Je vais me souvenir longtemps de cette soirée. Tout le monde avait commandé sa nourriture. J’avais apporté mon ensemble de pique-nique (assiettes, verres et ustensiles) pour limiter les échanges au maximum. Une seule personne servait le vin. Une bouteille de Purell était à ma portée.

«La normalité demeure une question relative à une époque et à une civilisation.»

-Fernand Ouellette dans Tu regardais intensément Geneviève

Avec le déconfinement, j’ai aussi joué ma première partie de golf de 2020. Recommencé à courir pour la millième fois (même si j’aurais pu le faire avant). En solo. Mes collègues du bureau qui courent me manquent grandement. Notre dynamique surtout. J’ai aussi finalement ressorti mon vélo. Plus tard que normalement cependant. Trop absorbée par le boulot.

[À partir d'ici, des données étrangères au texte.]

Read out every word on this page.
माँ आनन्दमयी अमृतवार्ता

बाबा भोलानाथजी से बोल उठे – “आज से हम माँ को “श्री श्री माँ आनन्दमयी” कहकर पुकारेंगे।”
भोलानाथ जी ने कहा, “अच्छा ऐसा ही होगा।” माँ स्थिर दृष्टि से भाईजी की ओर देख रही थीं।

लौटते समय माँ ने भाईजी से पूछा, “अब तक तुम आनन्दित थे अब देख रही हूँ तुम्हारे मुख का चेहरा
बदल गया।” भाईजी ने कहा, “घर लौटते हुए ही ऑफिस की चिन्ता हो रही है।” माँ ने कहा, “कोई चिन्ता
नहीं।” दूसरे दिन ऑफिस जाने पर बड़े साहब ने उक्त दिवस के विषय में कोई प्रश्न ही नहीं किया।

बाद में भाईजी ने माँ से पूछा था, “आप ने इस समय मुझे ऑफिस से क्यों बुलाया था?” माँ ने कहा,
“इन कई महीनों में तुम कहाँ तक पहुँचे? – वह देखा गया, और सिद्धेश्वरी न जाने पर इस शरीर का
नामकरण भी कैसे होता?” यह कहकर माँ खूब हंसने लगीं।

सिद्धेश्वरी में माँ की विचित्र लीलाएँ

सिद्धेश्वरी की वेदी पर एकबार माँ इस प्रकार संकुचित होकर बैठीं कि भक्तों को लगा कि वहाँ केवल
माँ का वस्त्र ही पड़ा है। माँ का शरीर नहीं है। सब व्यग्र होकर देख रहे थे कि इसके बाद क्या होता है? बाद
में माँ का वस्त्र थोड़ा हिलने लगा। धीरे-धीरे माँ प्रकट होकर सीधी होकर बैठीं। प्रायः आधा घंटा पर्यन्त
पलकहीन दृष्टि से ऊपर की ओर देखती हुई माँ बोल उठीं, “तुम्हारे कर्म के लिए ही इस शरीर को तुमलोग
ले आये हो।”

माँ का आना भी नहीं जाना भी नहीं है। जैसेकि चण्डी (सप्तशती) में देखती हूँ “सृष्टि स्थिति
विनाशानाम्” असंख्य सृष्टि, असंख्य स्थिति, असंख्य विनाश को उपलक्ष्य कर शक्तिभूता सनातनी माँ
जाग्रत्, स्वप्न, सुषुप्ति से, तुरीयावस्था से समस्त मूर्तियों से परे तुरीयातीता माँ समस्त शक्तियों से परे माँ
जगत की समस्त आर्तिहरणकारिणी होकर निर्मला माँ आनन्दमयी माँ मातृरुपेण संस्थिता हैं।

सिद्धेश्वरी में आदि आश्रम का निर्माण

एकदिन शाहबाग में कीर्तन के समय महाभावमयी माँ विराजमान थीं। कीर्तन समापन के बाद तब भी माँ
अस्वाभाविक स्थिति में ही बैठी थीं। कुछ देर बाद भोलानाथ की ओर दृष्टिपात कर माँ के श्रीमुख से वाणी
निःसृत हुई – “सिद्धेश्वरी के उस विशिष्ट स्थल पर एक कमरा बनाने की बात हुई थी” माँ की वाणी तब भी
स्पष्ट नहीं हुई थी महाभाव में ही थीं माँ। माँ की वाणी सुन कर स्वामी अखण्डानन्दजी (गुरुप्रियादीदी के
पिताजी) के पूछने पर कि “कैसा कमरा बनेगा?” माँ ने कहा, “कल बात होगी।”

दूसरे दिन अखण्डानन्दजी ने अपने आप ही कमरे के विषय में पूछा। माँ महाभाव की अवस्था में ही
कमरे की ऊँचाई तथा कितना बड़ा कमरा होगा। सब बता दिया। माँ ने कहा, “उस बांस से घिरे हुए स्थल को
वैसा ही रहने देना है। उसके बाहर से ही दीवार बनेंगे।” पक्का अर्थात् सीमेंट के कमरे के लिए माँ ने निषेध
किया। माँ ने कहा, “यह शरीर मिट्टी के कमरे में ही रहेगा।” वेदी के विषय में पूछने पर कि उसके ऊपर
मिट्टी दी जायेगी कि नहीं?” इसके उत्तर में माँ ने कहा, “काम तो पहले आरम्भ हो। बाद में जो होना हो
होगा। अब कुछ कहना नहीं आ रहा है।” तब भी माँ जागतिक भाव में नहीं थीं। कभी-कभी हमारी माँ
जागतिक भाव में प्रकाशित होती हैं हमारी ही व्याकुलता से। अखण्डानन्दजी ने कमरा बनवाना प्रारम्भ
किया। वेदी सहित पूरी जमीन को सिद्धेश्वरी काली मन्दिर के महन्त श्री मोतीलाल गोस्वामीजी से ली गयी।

Je travaille toujours de la maison, sortant pour des entrevues à l’extérieur. Masque au visage parfois. Même l’actualité commence tranquillement à se calmer. À prendre un cours plus «normal». Des sujets moins COVID-19 se fraient un chemin parmi les nouvelles que je traite.

Ma vie retrouve un semblant de normalité. Je ne me suis toutefois pas encore assise à la table chez mes parents. Avec tout le reste de ma famille. Je me croise les doigts pour qu’il fasse beau à la fête des Pères pour qu’on puisse le faire. J’ai envie de voir les miens. Autrement que dans l’entrebâillement d’une porte.

J’ai même choisi quand je vais prendre mes semaines de vacances. En sachant que je vais les passer au Québec. Probablement à la maison. Sans grand dépaysement cette fois. À des années-lumière de ce que j’avais prévu.